The Disk Detective project discovered the first example of a Peter Pan disk. At the 235th meeting of the American Astronomical Society the discovery of four new Peter Pan disks was presented. Three objects are high-probability members of the Columba and Carina stellar associations. The forth object has an intermediate likelihood of being part of a moving group. All four objects are young M dwarfs.

The project has also discovered the first debris disk with a white dwarf companion (HD 74389) and a new kind of M dwarf disk (WISE J080822.18-644357.3) in a moving group. The project found 37 new disks (including HD 74389) and four Be stars in the first paper and 213 newly-identified disk candidates in the third paper. Together with WISE J080822.18-644357.3, the Disk Detective project found 251 new disks or disk candidates.

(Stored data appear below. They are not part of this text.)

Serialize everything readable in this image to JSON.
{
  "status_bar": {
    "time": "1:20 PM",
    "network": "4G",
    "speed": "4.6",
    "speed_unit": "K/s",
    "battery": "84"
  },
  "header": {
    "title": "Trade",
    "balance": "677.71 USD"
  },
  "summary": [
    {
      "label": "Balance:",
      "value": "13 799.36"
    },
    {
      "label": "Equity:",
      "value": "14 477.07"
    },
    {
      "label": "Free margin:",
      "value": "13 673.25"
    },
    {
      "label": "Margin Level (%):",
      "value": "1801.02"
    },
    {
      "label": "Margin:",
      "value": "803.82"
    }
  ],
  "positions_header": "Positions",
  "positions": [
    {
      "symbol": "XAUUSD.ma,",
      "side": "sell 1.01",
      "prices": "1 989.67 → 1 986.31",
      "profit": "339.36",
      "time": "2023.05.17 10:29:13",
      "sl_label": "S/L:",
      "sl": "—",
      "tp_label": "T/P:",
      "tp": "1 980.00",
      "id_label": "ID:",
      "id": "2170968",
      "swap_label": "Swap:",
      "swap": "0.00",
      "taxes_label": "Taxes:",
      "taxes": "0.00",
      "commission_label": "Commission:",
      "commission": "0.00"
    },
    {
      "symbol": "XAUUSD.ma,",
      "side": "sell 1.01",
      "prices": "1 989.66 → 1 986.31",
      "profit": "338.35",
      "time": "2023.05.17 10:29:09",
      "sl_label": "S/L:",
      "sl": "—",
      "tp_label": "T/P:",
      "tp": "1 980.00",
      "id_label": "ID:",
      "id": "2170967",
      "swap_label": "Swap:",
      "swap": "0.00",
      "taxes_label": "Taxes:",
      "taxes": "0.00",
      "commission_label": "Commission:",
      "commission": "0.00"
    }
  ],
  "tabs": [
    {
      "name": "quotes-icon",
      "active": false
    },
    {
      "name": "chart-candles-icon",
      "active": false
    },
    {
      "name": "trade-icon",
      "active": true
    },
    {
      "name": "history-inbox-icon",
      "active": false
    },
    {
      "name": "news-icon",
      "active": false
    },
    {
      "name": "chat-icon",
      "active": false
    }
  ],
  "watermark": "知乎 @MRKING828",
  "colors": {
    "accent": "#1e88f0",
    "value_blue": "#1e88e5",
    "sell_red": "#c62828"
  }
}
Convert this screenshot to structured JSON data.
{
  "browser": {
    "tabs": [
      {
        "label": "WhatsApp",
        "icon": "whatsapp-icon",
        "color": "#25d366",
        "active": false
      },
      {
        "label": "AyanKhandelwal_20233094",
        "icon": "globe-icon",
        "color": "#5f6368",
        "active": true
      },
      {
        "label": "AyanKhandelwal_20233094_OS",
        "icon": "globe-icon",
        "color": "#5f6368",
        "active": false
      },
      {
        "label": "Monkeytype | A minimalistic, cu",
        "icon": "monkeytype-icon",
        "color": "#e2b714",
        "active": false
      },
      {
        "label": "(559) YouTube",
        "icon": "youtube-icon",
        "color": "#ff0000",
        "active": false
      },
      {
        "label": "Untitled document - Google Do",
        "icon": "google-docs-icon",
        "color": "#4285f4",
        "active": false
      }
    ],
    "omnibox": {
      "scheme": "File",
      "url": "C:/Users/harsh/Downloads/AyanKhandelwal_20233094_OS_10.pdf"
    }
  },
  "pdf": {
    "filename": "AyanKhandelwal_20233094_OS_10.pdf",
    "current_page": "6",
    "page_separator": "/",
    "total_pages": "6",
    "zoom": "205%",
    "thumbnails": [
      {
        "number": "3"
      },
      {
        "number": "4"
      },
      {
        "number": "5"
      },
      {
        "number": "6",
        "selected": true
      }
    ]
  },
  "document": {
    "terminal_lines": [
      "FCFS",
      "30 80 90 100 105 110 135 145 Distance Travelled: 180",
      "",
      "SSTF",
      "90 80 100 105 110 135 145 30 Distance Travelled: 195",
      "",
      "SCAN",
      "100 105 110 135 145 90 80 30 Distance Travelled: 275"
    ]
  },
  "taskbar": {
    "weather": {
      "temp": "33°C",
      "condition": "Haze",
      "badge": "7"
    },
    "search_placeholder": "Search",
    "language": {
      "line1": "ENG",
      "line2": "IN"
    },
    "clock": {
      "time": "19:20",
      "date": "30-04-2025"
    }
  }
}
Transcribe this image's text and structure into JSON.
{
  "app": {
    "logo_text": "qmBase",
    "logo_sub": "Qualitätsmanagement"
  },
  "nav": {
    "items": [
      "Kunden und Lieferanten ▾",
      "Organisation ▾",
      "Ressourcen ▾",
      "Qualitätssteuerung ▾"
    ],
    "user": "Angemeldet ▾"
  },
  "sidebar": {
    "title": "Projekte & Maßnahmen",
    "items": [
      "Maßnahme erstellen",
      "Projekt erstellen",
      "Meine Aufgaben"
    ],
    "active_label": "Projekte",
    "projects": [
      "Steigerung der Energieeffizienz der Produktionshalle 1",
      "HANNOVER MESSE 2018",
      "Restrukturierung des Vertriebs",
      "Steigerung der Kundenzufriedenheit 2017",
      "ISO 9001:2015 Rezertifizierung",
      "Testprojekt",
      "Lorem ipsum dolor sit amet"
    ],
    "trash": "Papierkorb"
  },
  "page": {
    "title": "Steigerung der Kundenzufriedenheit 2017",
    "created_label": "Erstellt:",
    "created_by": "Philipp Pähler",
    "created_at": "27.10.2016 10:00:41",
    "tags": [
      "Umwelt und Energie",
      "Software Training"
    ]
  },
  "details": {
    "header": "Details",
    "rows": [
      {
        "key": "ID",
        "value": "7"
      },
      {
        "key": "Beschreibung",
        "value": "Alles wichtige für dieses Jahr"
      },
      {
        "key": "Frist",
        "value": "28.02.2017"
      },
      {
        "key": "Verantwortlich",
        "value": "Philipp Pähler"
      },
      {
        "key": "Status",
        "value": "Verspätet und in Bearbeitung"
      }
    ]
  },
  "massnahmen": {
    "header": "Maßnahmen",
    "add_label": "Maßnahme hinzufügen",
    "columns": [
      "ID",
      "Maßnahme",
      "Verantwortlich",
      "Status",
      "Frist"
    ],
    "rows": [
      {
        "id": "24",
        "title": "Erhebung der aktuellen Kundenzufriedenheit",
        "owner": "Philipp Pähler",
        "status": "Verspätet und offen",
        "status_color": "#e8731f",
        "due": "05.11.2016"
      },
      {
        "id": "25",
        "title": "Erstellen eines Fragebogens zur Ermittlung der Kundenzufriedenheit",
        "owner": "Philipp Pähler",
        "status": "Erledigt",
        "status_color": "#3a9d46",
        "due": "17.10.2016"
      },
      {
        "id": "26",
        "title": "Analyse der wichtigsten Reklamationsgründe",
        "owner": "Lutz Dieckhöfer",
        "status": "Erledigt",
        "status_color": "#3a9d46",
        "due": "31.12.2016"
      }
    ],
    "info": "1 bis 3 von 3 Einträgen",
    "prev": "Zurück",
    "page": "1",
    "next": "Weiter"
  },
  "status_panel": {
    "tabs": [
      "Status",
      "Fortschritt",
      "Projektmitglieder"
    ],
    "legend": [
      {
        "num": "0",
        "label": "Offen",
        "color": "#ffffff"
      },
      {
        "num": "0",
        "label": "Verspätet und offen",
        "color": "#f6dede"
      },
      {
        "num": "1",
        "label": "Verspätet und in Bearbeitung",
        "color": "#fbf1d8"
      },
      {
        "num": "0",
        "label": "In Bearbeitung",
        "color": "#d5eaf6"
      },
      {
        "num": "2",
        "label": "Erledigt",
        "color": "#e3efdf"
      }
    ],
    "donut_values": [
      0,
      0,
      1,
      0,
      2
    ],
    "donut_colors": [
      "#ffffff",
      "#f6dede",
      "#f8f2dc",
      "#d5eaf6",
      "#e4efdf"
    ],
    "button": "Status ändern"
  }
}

The third paper also found HD 150972 (WISEA J164540.79-310226.6) as a likely member of the Scorpius–Centaurus moving group, 12 candidates that are co-moving binaries and 31 that are closer than 125 parsec, making them possible targets for direct imaging of exoplanets.

Additionally, the project published the discovery a nearby young brown dwarf with a warm class-II type circumstellar disk, WISEA J120037.79−784508.3 (W1200−7845), located in the ε Chamaeleontis association. Found 102 parsecs (~333 lightyears) from the Sun, this puts it within the solar neighborhood, making it ideal for study since brown dwarfs are very faint due to their low masses of about 13-80 M_{J}. Therefore, it is within distance to observe greater details if viewed with large telescope arrays or space telescopes. W1200-7845 is also very young, with measurements putting it at about 3.7 million years old, meaning that—along with its relatively close proximity—it could serve as a benchmark for future studies of brown dwarf system formation.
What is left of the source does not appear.